Gloomy Graves Review

Gloomy Graves
Pattern Building, Hand Management
Renegade Game Studios
Jeffrey D. Allers
David Szilagyi

Gloomy Graves is both macabre and colorful in its theme, and clever in its gameplay.  The puzzle it presents is both one of card placement and timing, giving you a nice bite of complexity to go along with its small size.

In the middle of a raging war waged by rabid pixies, savage dragons, and killer unicorns, there stands one very important question: What do we do with all these bodies? Seriously, how do we keep ourselves from being knee-deep in goblin guts all the time?

Gloomy Graves has the answer. Hire perplexed-looking ogres to bury the bodies in tidy little piles. Voila! Your warzone is free of postmortem pixies and decapitated dragons with minimal fuss.

Gameosity got a copy of Gloomy Graves for our consideration and possible review.  We only publish reviews of games we think are worth discussing, so we weren’t otherwise compensated.

Honestly, it’s a good question – ever since you made that D&D character who was the undertaker, I’ve always wondered about the byproduct of fantasy warfare.
Hey, somebody’s gotta dig those graves!

Gloomy Graves is a card drafting/laying game where you must bury cards to build sets which will score you points. Each turn, you will be selecting 2 cards from your hand. One will be buried in your private crypt while the other will go into the communal graveyard.

When placing a card you must adhere to a few rules:

  • Graves can cover other graves but not grave diggers.
  • Grave diggers can cover anything, but cannot be place next to each other.
  • Cards cannot be placed beneath other cards.

Your private crypt can only be a 3×3 grid. Each card has two different types of bodies on it so they take up 2 out of 3 spaces in a line. You can place a card anywhere you like so long as it fits in the grid and is either adjacent or covering another card.

The artwork is amazing, in a hilariously macabre sort of way

The communal graveyard works a little differently as there is no size restriction, but when placing a card you must cover exactly 1/2 of another card. This way the graveyard grows outward each turn.

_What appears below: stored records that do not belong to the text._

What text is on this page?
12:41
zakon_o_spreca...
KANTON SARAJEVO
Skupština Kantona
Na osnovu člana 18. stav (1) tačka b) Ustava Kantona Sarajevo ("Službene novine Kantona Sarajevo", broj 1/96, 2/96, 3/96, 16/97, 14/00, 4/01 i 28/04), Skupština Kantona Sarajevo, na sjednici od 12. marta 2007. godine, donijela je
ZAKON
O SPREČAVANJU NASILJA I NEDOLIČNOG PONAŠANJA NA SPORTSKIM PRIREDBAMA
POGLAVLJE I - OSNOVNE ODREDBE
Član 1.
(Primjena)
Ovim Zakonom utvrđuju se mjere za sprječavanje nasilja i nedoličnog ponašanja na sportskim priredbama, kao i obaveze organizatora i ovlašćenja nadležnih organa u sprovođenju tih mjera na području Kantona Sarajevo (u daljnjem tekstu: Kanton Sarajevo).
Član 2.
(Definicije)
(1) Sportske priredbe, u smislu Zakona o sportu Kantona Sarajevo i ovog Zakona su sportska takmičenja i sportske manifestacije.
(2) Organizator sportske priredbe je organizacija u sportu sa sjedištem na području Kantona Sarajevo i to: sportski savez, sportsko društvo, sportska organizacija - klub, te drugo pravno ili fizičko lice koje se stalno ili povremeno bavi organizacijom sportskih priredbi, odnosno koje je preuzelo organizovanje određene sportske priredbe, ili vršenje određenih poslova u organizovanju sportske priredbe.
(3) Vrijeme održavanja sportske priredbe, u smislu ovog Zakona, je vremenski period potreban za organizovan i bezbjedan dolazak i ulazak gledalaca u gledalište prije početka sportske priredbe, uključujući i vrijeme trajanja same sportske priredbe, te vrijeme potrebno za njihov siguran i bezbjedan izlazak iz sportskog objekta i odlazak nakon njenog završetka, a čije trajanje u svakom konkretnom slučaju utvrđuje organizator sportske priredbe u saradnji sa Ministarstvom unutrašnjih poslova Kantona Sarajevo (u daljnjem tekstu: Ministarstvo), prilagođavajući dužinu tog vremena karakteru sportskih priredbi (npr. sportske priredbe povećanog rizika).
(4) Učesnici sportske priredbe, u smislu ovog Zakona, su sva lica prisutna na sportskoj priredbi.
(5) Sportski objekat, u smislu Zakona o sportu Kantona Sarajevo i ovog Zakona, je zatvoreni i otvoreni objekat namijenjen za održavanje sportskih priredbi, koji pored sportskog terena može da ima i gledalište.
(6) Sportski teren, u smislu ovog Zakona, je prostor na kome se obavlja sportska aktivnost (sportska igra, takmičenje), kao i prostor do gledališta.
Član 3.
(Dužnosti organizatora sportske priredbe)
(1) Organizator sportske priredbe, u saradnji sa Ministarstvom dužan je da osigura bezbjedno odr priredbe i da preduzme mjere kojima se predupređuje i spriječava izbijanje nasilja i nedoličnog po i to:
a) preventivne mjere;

Once you’ve placed both your cards, you can check to see if you have created any sets worth scoring. You can only score a set that matches one of the two monster types you placed in the communal graveyard on your current turn. When counting your set, you include all adjacent monsters of 1 type in both the communal graveyard and your private crypt. Gravediggers are wilds and count as any type of corpse you are scoring and if you placed a gravedigger in the communal grave then you can choose any set you like to score, but be mindful: You can only score each monster type once.

Knowing when to score a set is the key to the game as there are score cards for each type of monster and the more corpses in the set you have the higher the score you can get. Once a score card has been taken though, no one else can get that number.

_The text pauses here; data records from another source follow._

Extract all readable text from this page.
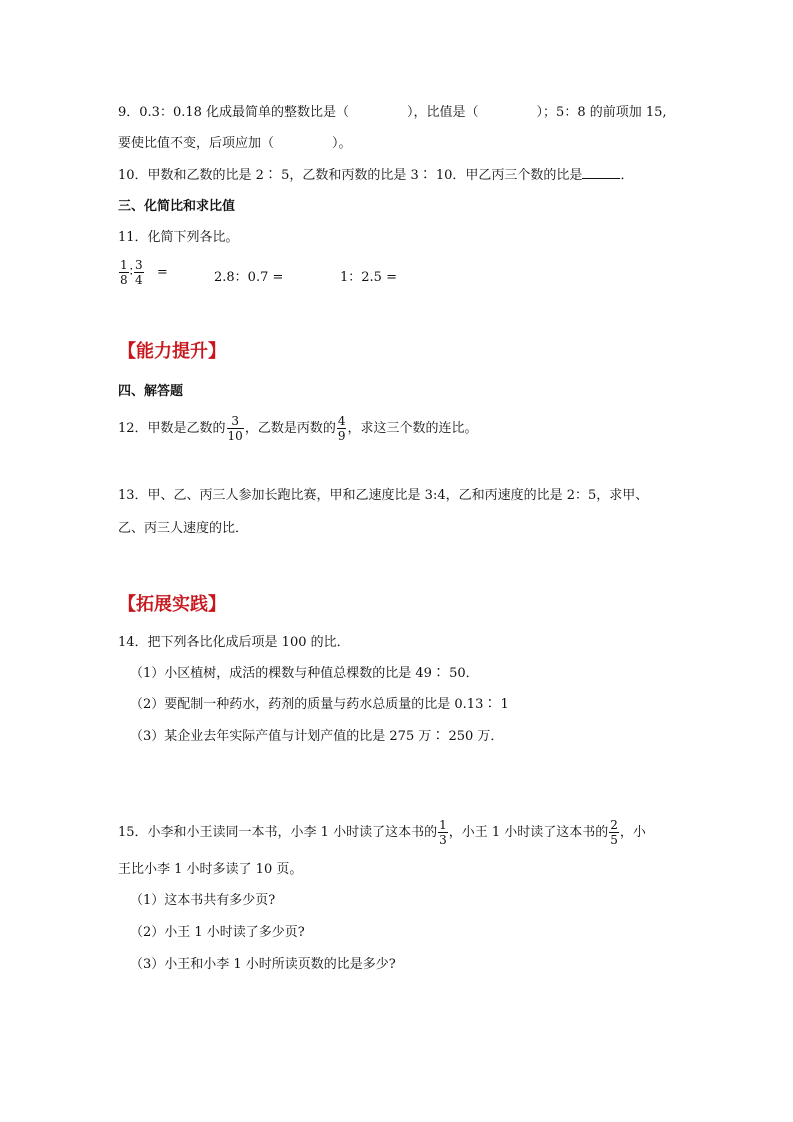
9．0.3：0.18 化成最简单的整数比是（	），比值是（	）；5：8 的前项加 15,
要使比值不变，后项应加（	）。
10．甲数和乙数的比是 2∶ 5，乙数和丙数的比是 3∶ 10．甲乙丙三个数的比是	．
三、化简比和求比值
11．化简下列各比。
$\frac{1}{8}$ ∶ $\frac{3}{4}$ =	2.8：0.7 =	1：2.5 =
【能力提升】
四、解答题
12．甲数是乙数的 $\frac{3}{10}$ ，乙数是丙数的 $\frac{4}{9}$ ，求这三个数的连比。
13．甲、乙、丙三人参加长跑比赛，甲和乙速度比是 3:4，乙和丙速度的比是 2：5，求甲、
乙、丙三人速度的比．
【拓展实践】
14．把下列各比化成后项是 100 的比．
（1）小区植树，成活的棵数与种值总棵数的比是 49∶ 50．
（2）要配制一种药水，药剂的质量与药水总质量的比是 0.13∶ 1
（3）某企业去年实际产值与计划产值的比是 275 万∶ 250 万．
15．小李和小王读同一本书，小李 1 小时读了这本书的 $\frac{1}{3}$ ，小王 1 小时读了这本书的 $\frac{2}{5}$ ，小
王比小李 1 小时多读了 10 页。
（1）这本书共有多少页?
（2）小王 1 小时读了多少页?
（3）小王和小李 1 小时所读页数的比是多少?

The game is triggered once someone has 5 score cards and whoever has the most points wins, so the question is: Do you score early trying to race to the end or do you build up your sets hoping to grab the higher scoring cards?

That can often be a bad sign in a game – being able to rush the end can short-circuit things sometimes. But I didn’t have much of a problem with that in Gloomy Graves, maybe since it’s a relatively light game to begin with.
I agree on both counts. There’s good tension here, between holding off on scoring to try and get a bigger set, and of course also worrying that you’re setting your opponent up for a big score because of what you’re adding to the communal graveyard. It’s simple but it’s smart!

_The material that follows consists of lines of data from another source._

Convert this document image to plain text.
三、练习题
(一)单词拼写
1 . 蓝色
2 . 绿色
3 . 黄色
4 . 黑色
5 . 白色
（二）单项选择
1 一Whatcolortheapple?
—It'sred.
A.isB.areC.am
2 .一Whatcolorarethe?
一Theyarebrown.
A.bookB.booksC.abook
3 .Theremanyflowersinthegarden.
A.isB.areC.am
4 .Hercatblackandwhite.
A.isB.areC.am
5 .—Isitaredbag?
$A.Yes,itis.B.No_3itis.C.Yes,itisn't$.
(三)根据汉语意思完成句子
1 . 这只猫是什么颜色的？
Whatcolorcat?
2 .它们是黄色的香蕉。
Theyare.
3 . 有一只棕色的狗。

Gloomy Graves really isn’t a complex game (You can learn it in just a few minutes), but can be a thinky game. The puzzley nature of card-placement combined the timing aspect of figuring out when to score makes for a surprisingly strategic game with a darkly humorous theme. I like the communal graveyard as it keeps the game from becoming too solitaire. You have to stay aware of what your opponents are doing as not only do you want to capitalize on the sets they grow there, but also you want to be able to anticipate when they might try to score. If you play it right, you could snatch a great score card using what your opponents make available to you!

Player-count wise, I think the game plays well at two. Four players ends up slowing everything down more than I prefer, so I don’t think this one will hit the table much during our get-togethers with friends. Lastly, the theme, while gruesome, doesn’t really bother me, but I could see it being a problem if playing with younger players.

Actually, to be honest, I think the theme is great. I get that it won’t be everyone’s cup of tea, but it’s bloodlessly gory in a kinda hilarious way.

Overall I think Gloomy Graves is worth trying out if you like puzzle-style card games, especially if you appreciate a grisly twist.  It’s portable, quick, and lots of fun, and definitely one to check out!